Many gender-related features are common across Romance languages. However, Spanish differs from other Romance languages, like French and Italian, in its kinship terms. For instance, the Spanish words for "uncle" and "aunt" are tío and tía respectively, while in French, they are oncle and tante. Similarly, the Spanish words for "brother" and "sister" are hermano and hermana, whereas in Italian, they are fratello and sorella.

Another unique aspect of Spanish is that personal pronouns have distinct feminine forms for the first and second person plural. For example, the Spanish pronouns nosotras and vosotras specifically refer to groups of females, distinguishing them from the masculine forms used for mixed-gender or male groups.[3]


The most common genders are called masculine and feminine, while some Spanish pronouns are considered to have neutral gender. A few nouns are said to be of "ambiguous" gender, meaning that they are sometimes treated as masculine and sometimes as feminine.[4] Additionally, the terms "common gender" and "epicene gender" are used to classify ways in which grammatical gender interacts (or not) with "natural gender" (the gender identity of a person, or the sex of an animal). Adjectives ending in -o are almost always masculine,[2] and they always have a feminine counterpart ending in -a; a number of adjectives ending in -a, such as those ending in -ista, are both masculine and feminine.


The masculine (masculino): As a general rule, nouns ending in -o (libro 'book', zapato 'shoe') and nouns which refer to males (profesor 'professor', padre 'father, parent', hombre, 'man, husband') are masculine.
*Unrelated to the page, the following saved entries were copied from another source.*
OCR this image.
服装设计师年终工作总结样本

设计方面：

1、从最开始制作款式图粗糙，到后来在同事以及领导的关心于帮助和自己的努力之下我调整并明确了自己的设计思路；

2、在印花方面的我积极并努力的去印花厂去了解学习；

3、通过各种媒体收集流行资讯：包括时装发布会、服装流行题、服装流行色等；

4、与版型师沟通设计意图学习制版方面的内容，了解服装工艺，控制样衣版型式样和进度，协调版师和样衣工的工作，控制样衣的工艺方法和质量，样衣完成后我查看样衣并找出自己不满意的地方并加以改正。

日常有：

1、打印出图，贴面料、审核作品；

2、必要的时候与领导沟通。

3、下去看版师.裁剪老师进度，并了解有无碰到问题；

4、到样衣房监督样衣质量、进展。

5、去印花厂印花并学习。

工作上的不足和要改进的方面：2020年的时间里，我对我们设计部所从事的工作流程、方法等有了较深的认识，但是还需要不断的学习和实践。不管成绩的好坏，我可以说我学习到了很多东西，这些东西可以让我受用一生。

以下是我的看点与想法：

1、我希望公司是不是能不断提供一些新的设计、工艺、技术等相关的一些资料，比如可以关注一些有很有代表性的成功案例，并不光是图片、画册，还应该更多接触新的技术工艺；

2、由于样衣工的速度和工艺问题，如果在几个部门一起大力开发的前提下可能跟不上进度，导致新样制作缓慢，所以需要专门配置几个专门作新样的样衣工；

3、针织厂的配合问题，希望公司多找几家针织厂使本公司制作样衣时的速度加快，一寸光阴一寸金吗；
Exceptionally, mano ('hand') is feminine. Also some colloquial shortened forms of feminine nouns end with -o: la foto(grafía) ('photograph'), la disco(teca) ('discothèque'), la moto(cicleta) ('motorcycle'), la radio(difusión) ('radio [broadcasting]').


The feminine (femenino): As a general rule, nouns ending in -a (casa 'house', boca 'mouth') and nouns which refer to females (madre 'mother', mujer 'woman, wife') are feminine. Similarly, the endings -ción, -sión, -dad, -tad, -tud, -sis, -tis, and -umbre indicate feminine gender. Exceptionally, día ('day'), mapa ('map') and sofá ('sofa') are masculine. Likewise, nouns of Greek origin ending in -ma (drama 'play', problema 'problem') or -ta (planeta 'planet', profeta 'prophet') are masculine. (These "Greek" nouns can often be identified by their derived adjectives ending in -tico.)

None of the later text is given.